Aline Rocha, paratleta

Determinação é o segundo nome da paratleta joaçabense de 23 anos. Aos quinze anos Aline sofreu um acidente automobilístico que a deixou paraplégica. Em reportagem especial do Esporte Fantástico em 2015, Aline emocionou o Brasil:
“O acidente pode ter me tirado as pernas, mas o esporte me deu asas”. Ela tem treinado bastante e se preparado para as Olimpíadas no Rio de Janeiro este ano. Em 2013 ela participou pela primeira vez do
Brazilian Open Championship Caixa Loterias, que recebeu 110 atletas de 15 países. Na competição, Aline superou marcas pessoais e foi reconhecida pelo Comitê Paralímpico Internacional (IPC).
No ano seguinte Aline queria mesmo era bilhar! Ela atingiu a melhor marca nas provas dos 800, 1500 e 5000 metros da Classe T54. Patrocinada pelo Laboratório Pasteur, ela conquistou o 3º l
ugar na 35ª Oita Internacional Wheelchair Marathon, no Japão, no fim de 2015. A conquista também estabeleceu novo recorde brasileiro de corredores sobre cadeiras de rodas. O feito rendeu também à paratleta uma homenagem da Prefeitura Municipal de São Caetano do Sul. O prefeito Paulo Pinheiro prometeu incentivo. Na famosa Corrida de São Silvestre, em dezembro último, Aline conquistou a prova pela quarta vez. Única mulher cadeirante na competição, Aline passou até os companheiros do sexo masculino. Outro destaque na impecável carreira como atleta de Aline foram os Jogos Parapan-Americanos de Toronto, no ano passado.

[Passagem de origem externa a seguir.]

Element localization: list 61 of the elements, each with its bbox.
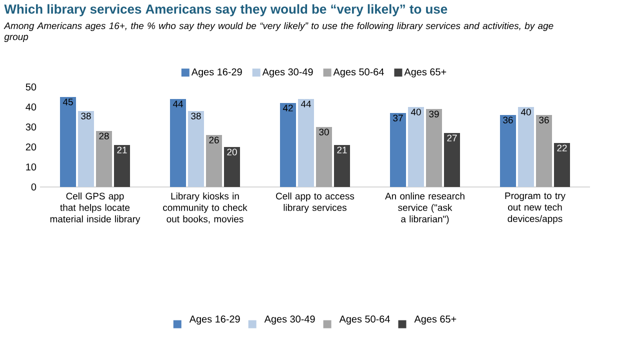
- data-label: 28: [99, 132, 109, 140]
- bar: [114, 145, 130, 187]
- legend-label: Ages 16-29: [191, 68, 242, 78]
- data-label: 36: [539, 116, 549, 124]
- y-tick-label: 30: [26, 123, 36, 131]
- bar: [298, 99, 314, 187]
- y-tick-label: 50: [26, 83, 36, 91]
- bar: [96, 131, 112, 187]
- data-label: 20: [227, 148, 237, 156]
- data-label: 21: [337, 146, 347, 154]
- data-label: 38: [81, 112, 91, 120]
- bar: [408, 107, 424, 187]
- data-label: 39: [429, 110, 439, 118]
- bar: [500, 115, 516, 187]
- data-label: 27: [447, 134, 457, 142]
- data-label: 42: [282, 104, 293, 112]
- x-tick-label: Library kiosks in community to check out books, movies: [163, 192, 248, 224]
- x-tick-label: Cell app to access library services: [276, 192, 354, 213]
- x-tick-label: Cell GPS app that helps locate material inside library: [50, 192, 140, 224]
- text: Ages 30-49: [264, 316, 315, 325]
- bar: [536, 115, 552, 187]
- chart-subtitle: Among Americans ages 16+, the % who say they would be “very likely” to use the following library services and activities, by age group: [4, 22, 554, 42]
- bar: [206, 135, 222, 187]
- data-label: 45: [62, 98, 73, 106]
- text: Ages 50-64: [339, 316, 390, 325]
- bar: [316, 127, 332, 187]
- data-label: 22: [557, 144, 567, 152]
- data-label: 38: [191, 112, 201, 120]
- bar: [170, 99, 186, 187]
- bar: [518, 107, 534, 187]
- data-label: 26: [209, 136, 219, 144]
- bar: [334, 145, 350, 187]
- bar: [280, 103, 296, 187]
- legend-label: Ages 50-64: [333, 68, 384, 78]
- y-tick-label: 20: [26, 143, 36, 151]
- bar: [60, 97, 76, 187]
- legend-label: Ages 30-49: [262, 68, 313, 78]
- data-label: 44: [172, 100, 183, 108]
- y-tick-label: 10: [26, 163, 36, 171]
- y-tick-label: 0: [31, 183, 36, 191]
- bar: [224, 147, 240, 187]
- data-label: 37: [393, 114, 403, 122]
- legend-label: Ages 65+: [404, 68, 446, 78]
- bar: [426, 109, 442, 187]
- bar: [554, 143, 570, 187]
- text: Ages 65+: [414, 316, 456, 325]
- y-tick-label: 40: [26, 103, 36, 111]
- bar: [444, 133, 460, 187]
- bar: [390, 113, 406, 187]
- data-label: 40: [520, 108, 531, 116]
- data-label: 40: [410, 108, 421, 116]
- data-label: 21: [117, 146, 127, 154]
- bar: [78, 111, 94, 187]
- x-tick-label: Program to try out new tech devices/apps: [505, 192, 566, 224]
- data-label: 36: [503, 116, 513, 124]
- data-label: 30: [319, 128, 329, 136]
- data-label: 44: [300, 100, 311, 108]
- x-tick-label: An online research service ("ask a librarian"): [385, 192, 464, 224]
- chart-title: Which library services Americans say they would be “very likely” to use: [4, 4, 448, 16]
- text: Ages 16-29: [189, 316, 240, 325]
- bar: [188, 111, 204, 187]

Ilça Ribeiro da Senção, cozinheira, mãe e mulher

Não fosse por hoje, talvez seu nome nunca apareceria num jornal. De origem humilde, nascida na zona rural, num iteriorzinho do estado de Goiás, Ilça não teve vida fácil. Casou-se muito jovem, como era costume da época, e aos 17 anos já tinha sua primeira filha, que nascera com problemas neuromotores. Teve outros seis filhos, cinco homens. Cozinheira, trabalhou como merendeira numa escola pública até sua aposentadoria, além de ter comandado o mais famoso restaurante da Festa de Romaria de Nossa Senhora da Abadia de Muquém por décadas. Empreendedora, montou seu próprio restaurante e hotel, com endereço físico no ano de 2007, mas a crise imobiliária norte-americana pôs fim ao negócio de Dona Ilça.
Fato é que a comidinha caseira, feita com tanto capricho, conquistou o coração dos moradores da pequena cidade de Niquelândia, e foi daí que ela tirou o sustento para seus sete filhos e o ex-marido. No início da década de 1990, Dona Ilça conheceu uma menininha, de aproximadamente dois anos. Vítima de maus tratos, a pequena foi adotada pela cozinheira. Hoje, a caçula dos oito irmãos é graduada, profissional, esposa. Aposentada, Ilça vive num sítio, na cidade natal, na companhia de seu novo marido. Nas festas em que pode reunir boa parte da família, ela contempla o bom trabalho que fez como mãe. Oito filhos crescidos, homens e mulheres de sucesso, espalhados pelo Brasil. E mais 16 netos, que ela mima como pode.
Exemplos de mulheres, comuns, como esta jornalista que vos escreve, como tantas leitoras espalhadas por aí. Que usam da garra, que lhes é concernida por natureza, para mudar a realidade de si mesmas e do mundo a seu redor. Feliz Dia Internacional da Mulher à todas nós!